CodeCarbon exposes all its metrics with the suffix codecarbon_.
How to use it¶
Run your EmissionsTracker as usual, with save_to_logfire=True:
from codecarbon import OfflineEmissionsTracker
tracker = OfflineEmissionsTracker(
project_name="my_project",
country_iso_code="USA",
save_to_logfire=True,
)
tracker.start()
# Your code here
tracker.stop()
The first time it will ask you to log in to Logfire. Once you log in and set the default Logfire project, the metrics will appear following the format codecarbon_*.
BoAmps¶
BoAmps is a standardized JSON format for reporting AI and ML energy consumption.
How to use it¶
Run your EmissionsTracker as usual, adding OutputMethod.BOAMPS to output_methods:
from codecarbon import OfflineEmissionsTracker, OutputMethod
tracker = OfflineEmissionsTracker(
project_name="my_project",
country_iso_code="USA",
output_methods=[OutputMethod.CSV, OutputMethod.BOAMPS],
)
tracker.start()
# Your code here
tracker.stop()
CodeCarbon writes a final report named boamps_report_<run_id>.json in output_dir.

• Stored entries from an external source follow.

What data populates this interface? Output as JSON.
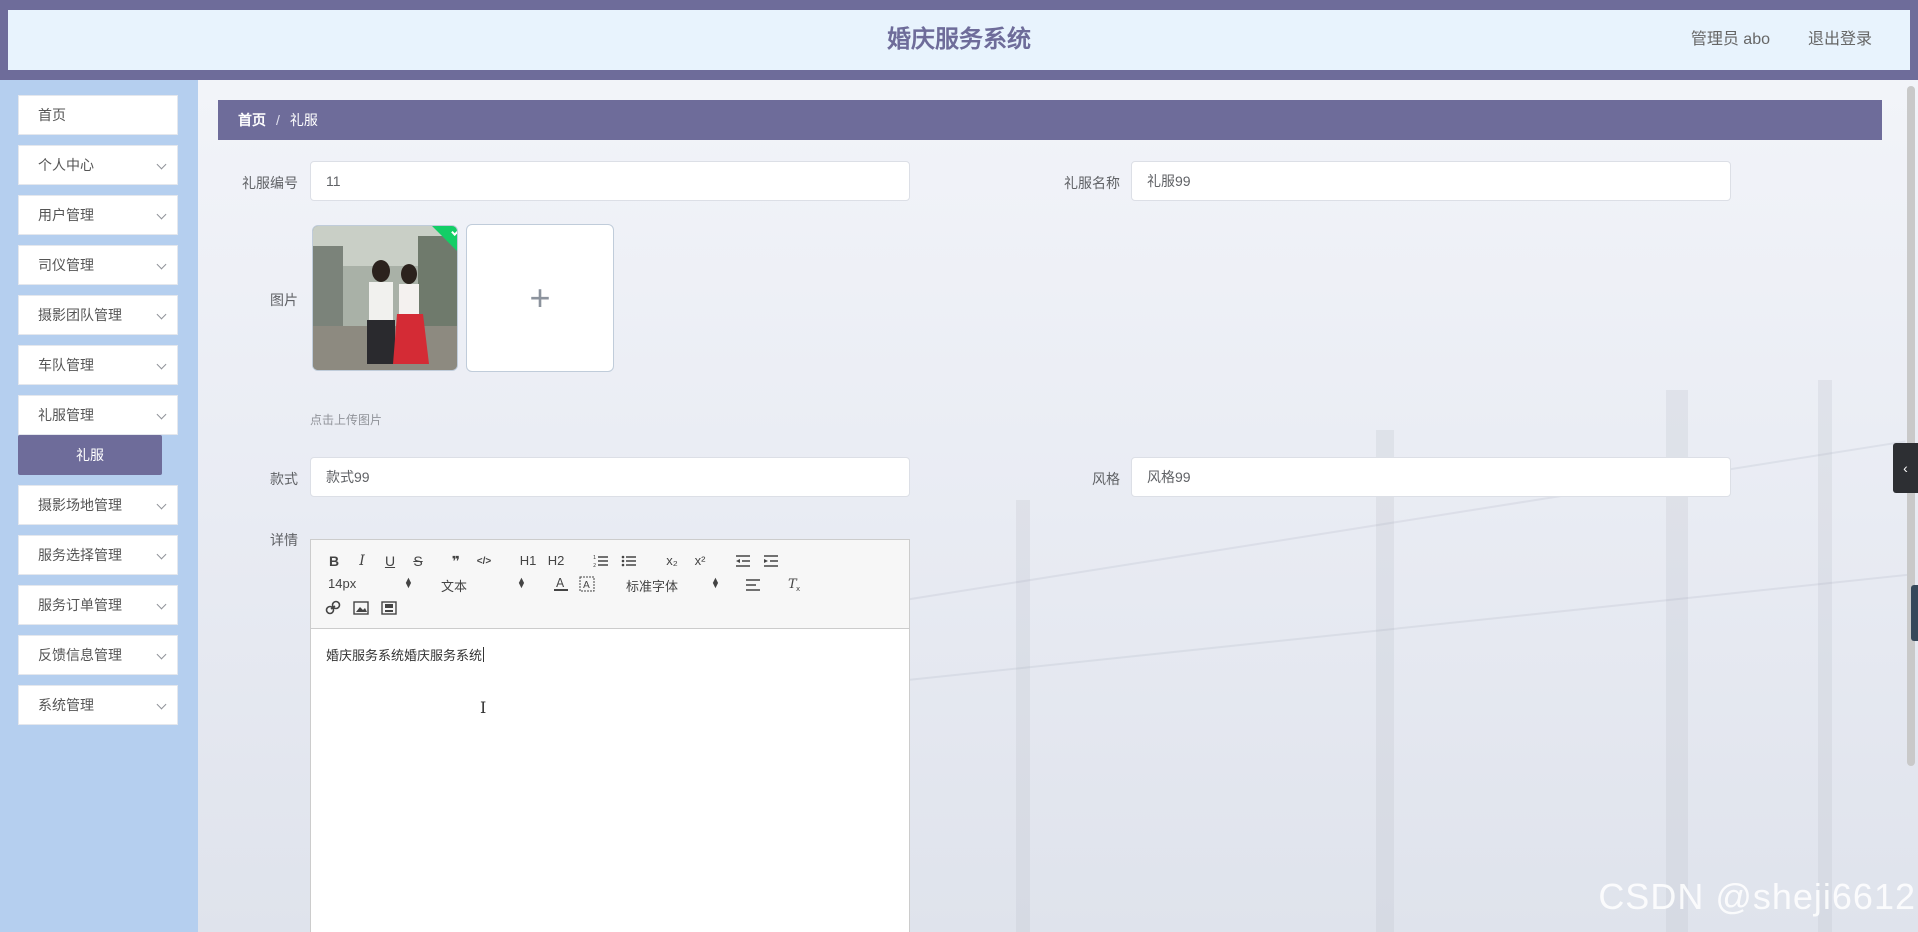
{
  "header": {
    "title": "婚庆服务系统",
    "user": "管理员 abo",
    "logout": "退出登录"
  },
  "sidebar": {
    "items": [
      {
        "label": "首页"
      },
      {
        "label": "个人中心"
      },
      {
        "label": "用户管理"
      },
      {
        "label": "司仪管理"
      },
      {
        "label": "摄影团队管理"
      },
      {
        "label": "车队管理"
      },
      {
        "label": "礼服管理"
      },
      {
        "label": "摄影场地管理"
      },
      {
        "label": "服务选择管理"
      },
      {
        "label": "服务订单管理"
      },
      {
        "label": "反馈信息管理"
      },
      {
        "label": "系统管理"
      }
    ],
    "active_sub": "礼服"
  },
  "breadcrumb": {
    "home": "首页",
    "sep": "/",
    "current": "礼服"
  },
  "form": {
    "code_label": "礼服编号",
    "code_value": "11",
    "name_label": "礼服名称",
    "name_value": "礼服99",
    "image_label": "图片",
    "upload_tip": "点击上传图片",
    "style_label": "款式",
    "style_value": "款式99",
    "genre_label": "风格",
    "genre_value": "风格99",
    "detail_label": "详情"
  },
  "editor": {
    "toolbar": {
      "bold": "B",
      "italic": "I",
      "underline": "U",
      "strike": "S",
      "quote": "❞",
      "code": "</>",
      "h1": "H1",
      "h2": "H2",
      "sub": "x₂",
      "sup": "x²",
      "size": "14px",
      "text": "文本",
      "font": "标准字体"
    },
    "content": "婚庆服务系统婚庆服务系统"
  },
  "watermark": "CSDN @sheji6612",
  "colors": {
    "accent": "#6e6c9a",
    "sidebar_bg": "#b5cfef",
    "header_bg": "#e8f3fd",
    "success": "#13ce66"
  }
}
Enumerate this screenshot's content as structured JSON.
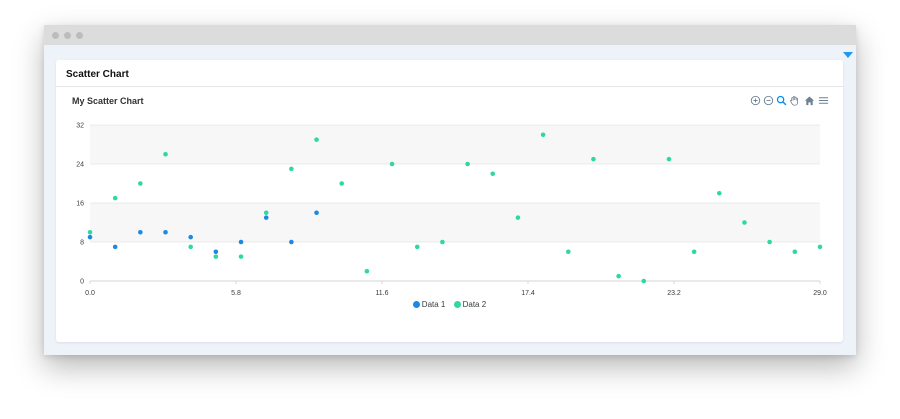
{
  "card": {
    "title": "Scatter Chart"
  },
  "toolbar": {
    "items": [
      {
        "name": "zoom-in-icon"
      },
      {
        "name": "zoom-out-icon"
      },
      {
        "name": "selection-zoom-icon"
      },
      {
        "name": "pan-icon"
      },
      {
        "name": "reset-zoom-icon"
      },
      {
        "name": "menu-icon"
      }
    ]
  },
  "colors": {
    "series1": "#1e88e5",
    "series2": "#2ed8a3",
    "accent": "#2196f3",
    "grid": "#e6e6e6",
    "band": "#f7f7f7"
  },
  "chart_data": {
    "type": "scatter",
    "title": "My Scatter Chart",
    "xlabel": "",
    "ylabel": "",
    "xlim": [
      0,
      29
    ],
    "ylim": [
      0,
      32
    ],
    "x_ticks": [
      "0.0",
      "5.8",
      "11.6",
      "17.4",
      "23.2",
      "29.0"
    ],
    "y_ticks": [
      "32",
      "24",
      "16",
      "8",
      "0"
    ],
    "grid": true,
    "legend_position": "bottom",
    "series": [
      {
        "name": "Data 1",
        "points": [
          [
            0,
            9
          ],
          [
            1,
            7
          ],
          [
            2,
            10
          ],
          [
            3,
            10
          ],
          [
            4,
            9
          ],
          [
            5,
            6
          ],
          [
            6,
            8
          ],
          [
            7,
            13
          ],
          [
            8,
            8
          ],
          [
            9,
            14
          ]
        ]
      },
      {
        "name": "Data 2",
        "points": [
          [
            0,
            10
          ],
          [
            1,
            17
          ],
          [
            2,
            20
          ],
          [
            3,
            26
          ],
          [
            4,
            7
          ],
          [
            5,
            5
          ],
          [
            6,
            5
          ],
          [
            7,
            14
          ],
          [
            8,
            23
          ],
          [
            9,
            29
          ],
          [
            10,
            20
          ],
          [
            11,
            2
          ],
          [
            12,
            24
          ],
          [
            13,
            7
          ],
          [
            14,
            8
          ],
          [
            15,
            24
          ],
          [
            16,
            22
          ],
          [
            17,
            13
          ],
          [
            18,
            30
          ],
          [
            19,
            6
          ],
          [
            20,
            25
          ],
          [
            21,
            1
          ],
          [
            22,
            0
          ],
          [
            23,
            25
          ],
          [
            24,
            6
          ],
          [
            25,
            18
          ],
          [
            26,
            12
          ],
          [
            27,
            8
          ],
          [
            28,
            6
          ],
          [
            29,
            7
          ]
        ]
      }
    ]
  }
}
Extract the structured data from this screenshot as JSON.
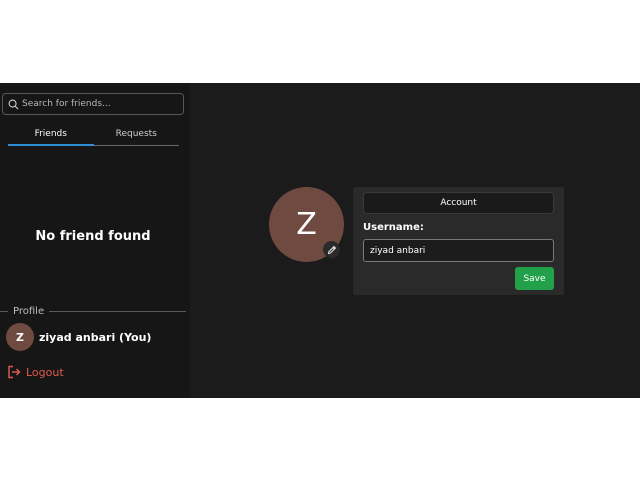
{
  "colors": {
    "sidebar_bg": "#161616",
    "main_bg": "#1b1b1b",
    "active_tab_underline": "#2e8fd8",
    "avatar_bg": "#6e4a40",
    "logout": "#e05c4f",
    "save_button": "#22a14a"
  },
  "sidebar": {
    "search": {
      "placeholder": "Search for friends...",
      "value": "",
      "icon": "search-icon"
    },
    "tabs": [
      {
        "label": "Friends",
        "active": true
      },
      {
        "label": "Requests",
        "active": false
      }
    ],
    "empty_message": "No friend found",
    "profile_section_label": "Profile",
    "current_user": {
      "initial": "Z",
      "name": "ziyad anbari (You)"
    },
    "logout": {
      "label": "Logout",
      "icon": "logout-icon"
    }
  },
  "main": {
    "avatar_initial": "Z",
    "edit_icon": "pencil-icon",
    "account_button": "Account",
    "username_label": "Username:",
    "username_value": "ziyad anbari",
    "save_label": "Save"
  }
}
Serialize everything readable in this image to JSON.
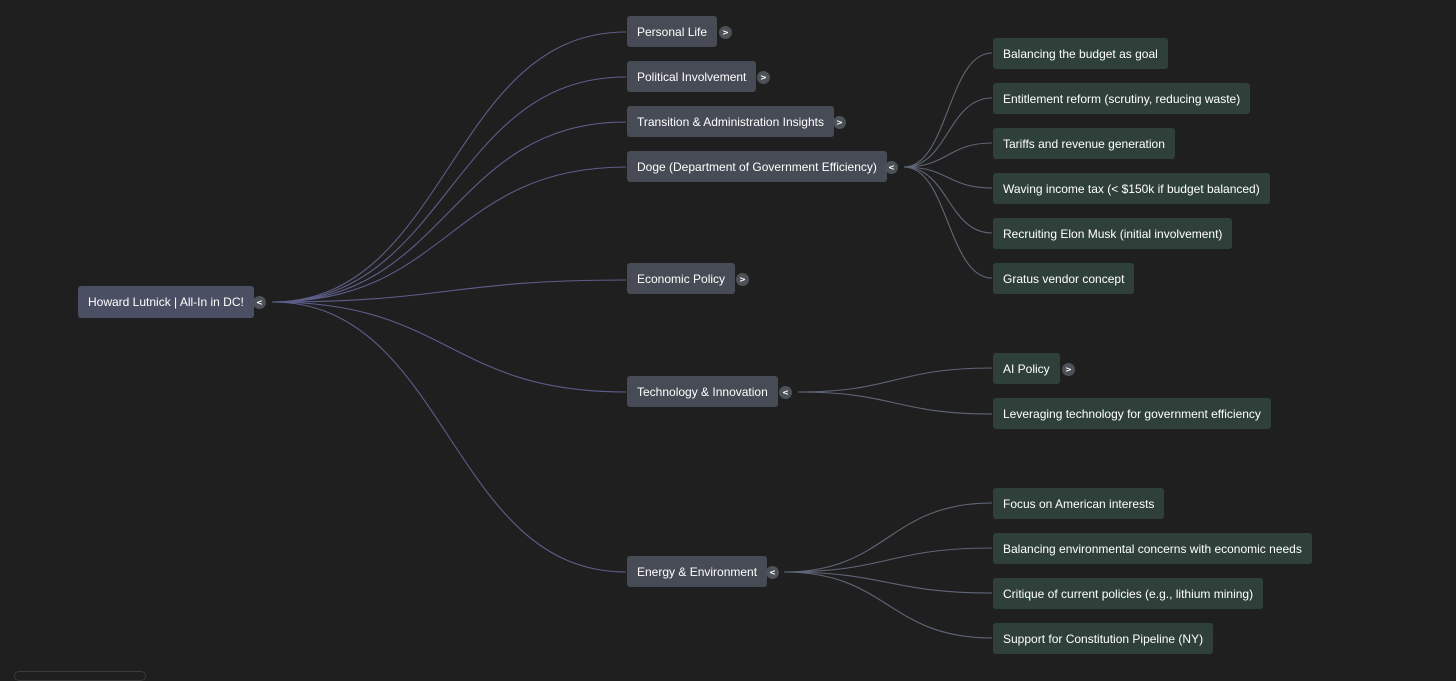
{
  "mindmap": {
    "root": {
      "label": "Howard Lutnick | All-In in DC!",
      "toggle": "<"
    },
    "branches": [
      {
        "label": "Personal Life",
        "toggle": ">"
      },
      {
        "label": "Political Involvement",
        "toggle": ">"
      },
      {
        "label": "Transition & Administration Insights",
        "toggle": ">"
      },
      {
        "label": "Doge (Department of Government Efficiency)",
        "toggle": "<",
        "children": [
          "Balancing the budget as goal",
          "Entitlement reform (scrutiny, reducing waste)",
          "Tariffs and revenue generation",
          "Waving income tax (< $150k if budget balanced)",
          "Recruiting Elon Musk (initial involvement)",
          "Gratus vendor concept"
        ]
      },
      {
        "label": "Economic Policy",
        "toggle": ">"
      },
      {
        "label": "Technology & Innovation",
        "toggle": "<",
        "children": [
          "AI Policy",
          "Leveraging technology for government efficiency"
        ],
        "child_toggle": ">"
      },
      {
        "label": "Energy & Environment",
        "toggle": "<",
        "children": [
          "Focus on American interests",
          "Balancing environmental concerns with economic needs",
          "Critique of current policies (e.g., lithium mining)",
          "Support for Constitution Pipeline (NY)"
        ]
      }
    ]
  },
  "colors": {
    "background": "#1f1f1f",
    "root_node": "#4b4f64",
    "branch_node": "#464b55",
    "leaf_node": "#2f403b",
    "edge_root": "#5d5f8a",
    "edge_branch": "#5f6776"
  }
}
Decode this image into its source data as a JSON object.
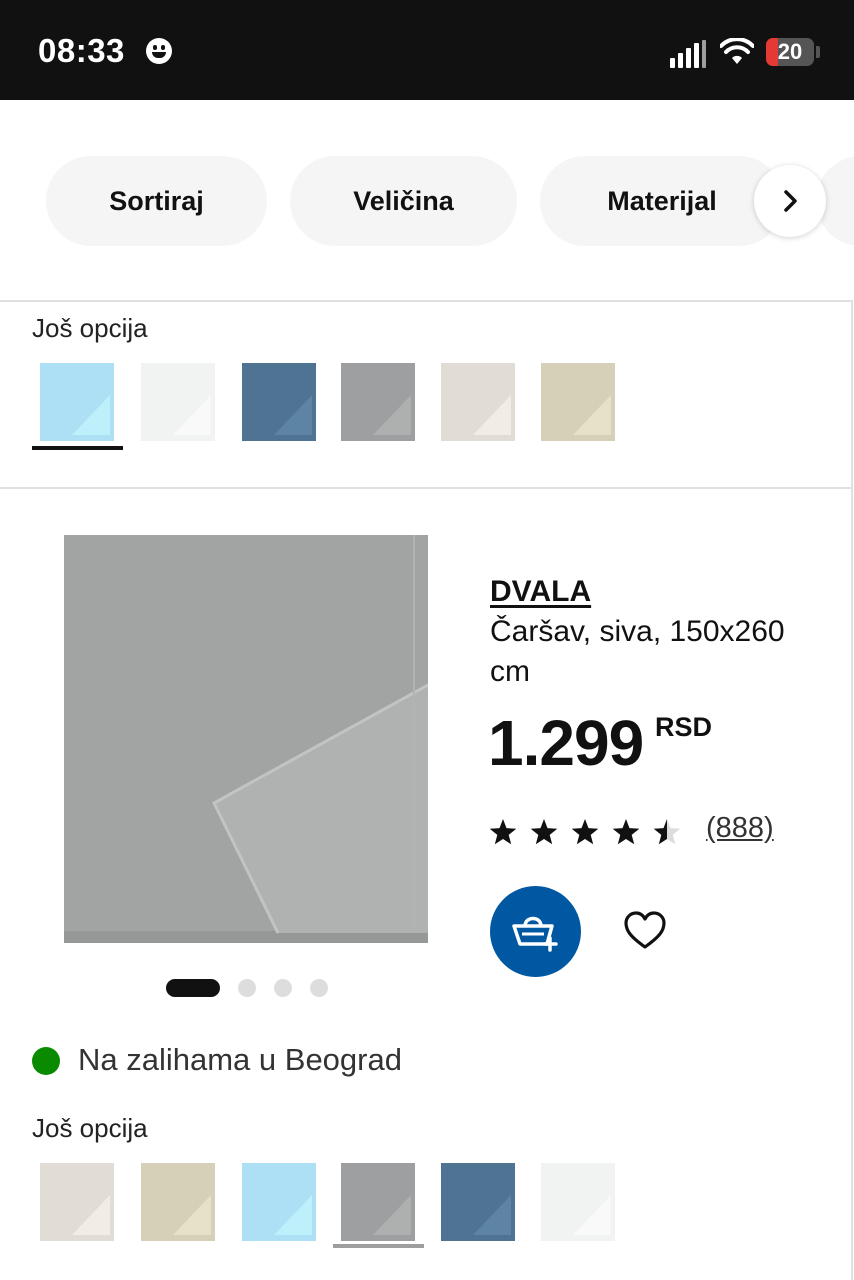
{
  "status_bar": {
    "time": "08:33",
    "battery": "20"
  },
  "filters": {
    "chips": [
      "Sortiraj",
      "Veličina",
      "Materijal"
    ]
  },
  "options_top": {
    "label": "Još opcija",
    "swatches": [
      "#aee0f5",
      "#f1f2f2",
      "#4e7393",
      "#9d9fa0",
      "#e1dcd6",
      "#d6d0b8"
    ],
    "selected_index": 0
  },
  "product": {
    "name": "DVALA",
    "description": "Čaršav, siva, 150x260 cm",
    "price": "1.299",
    "currency": "RSD",
    "rating": 4.5,
    "reviews": "(888)",
    "image_color": "#a2a3a3",
    "carousel_count": 4,
    "carousel_active": 0
  },
  "stock": {
    "text": "Na zalihama u Beograd",
    "color": "#0a8a00"
  },
  "options_bottom": {
    "label": "Još opcija",
    "swatches": [
      "#e1dcd6",
      "#d6d0b8",
      "#aee0f5",
      "#9d9fa0",
      "#4e7393",
      "#f1f2f2"
    ],
    "selected_index": 3
  },
  "colors": {
    "accent": "#0058a3"
  }
}
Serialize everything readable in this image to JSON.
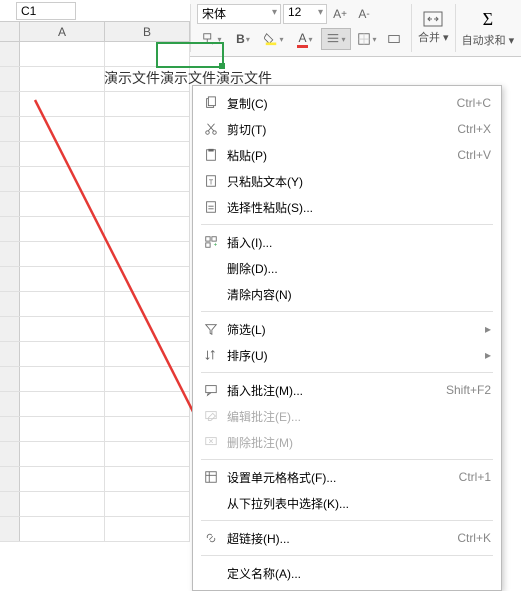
{
  "namebox": {
    "value": "C1"
  },
  "ribbon": {
    "font_name": "宋体",
    "font_size": "12",
    "merge_label": "合并",
    "sum_label": "自动求和"
  },
  "columns": [
    "A",
    "B"
  ],
  "cell_text": "演示文件演示文件演示文件",
  "context_menu": {
    "copy": "复制(C)",
    "cut": "剪切(T)",
    "paste": "粘贴(P)",
    "paste_text": "只粘贴文本(Y)",
    "paste_special": "选择性粘贴(S)...",
    "insert": "插入(I)...",
    "delete": "删除(D)...",
    "clear": "清除内容(N)",
    "filter": "筛选(L)",
    "sort": "排序(U)",
    "insert_comment": "插入批注(M)...",
    "edit_comment": "编辑批注(E)...",
    "delete_comment": "删除批注(M)",
    "format_cells": "设置单元格格式(F)...",
    "pick_list": "从下拉列表中选择(K)...",
    "hyperlink": "超链接(H)...",
    "define_name": "定义名称(A)...",
    "sc_copy": "Ctrl+C",
    "sc_cut": "Ctrl+X",
    "sc_paste": "Ctrl+V",
    "sc_comment": "Shift+F2",
    "sc_format": "Ctrl+1",
    "sc_link": "Ctrl+K"
  }
}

If you need to enrich the report with task metadata, datasets, or publisher information, use BoAmpsOutput directly through output_handlers or start from examples/boamps_output.py.
Sample output:
{
"header": {
"formatVersion": "0.1",
"formatVersionSpecificationUri": "https://github.com/Boavizta/BoAmps/tree/main/model",
"reportId": "79e4408f-ec31-476f-a2c5-8ca7f53e6cc7",
"reportDatetime": "2026-04-09 23:07:42"
},
"measures": [
{
"measurementMethod": "codecarbon",
"version": "3.2.6",
"averageUtilizationCpu": 0.6,
"powerConsumption": 6.515418096322266e-05,
"measurementDuration": 7.052794550996623,
"measurementDateTime": "2026-04-09 23:07:42"
}
],
"system": {
"os": "Linux-6.17.0-19-generic-x86_64-with-glibc2.42"
},
"software": {
"language": "python",
"version": "3.12.12"
},
"infrastructure": {
"infraType": "onPremise",
"components": [
{
"componentName": "Intel(R) Core(TM) Ultra 7 265H",
"componentType": "cpu",
"nbComponent": 8
},
{
"componentType": "ram",
"nbComponent": 1,
"memorySize": 30.052967071533203
}
]
},
"environment": {
"country": "France",
"latitude": 48.6,
"longitude": 2.3
}
}
HTTP Output¶
The HTTP Output allows calling a webhook with emission data when the tracker is stopped. Use the emissions_endpoint parameter to specify your endpoint.
CodeCarbon API¶
You can send all your data to the CodeCarbon API so you have your historical data in one place. By default, nothing is sent to the API. Use save_to_api=True and configure your API credentials.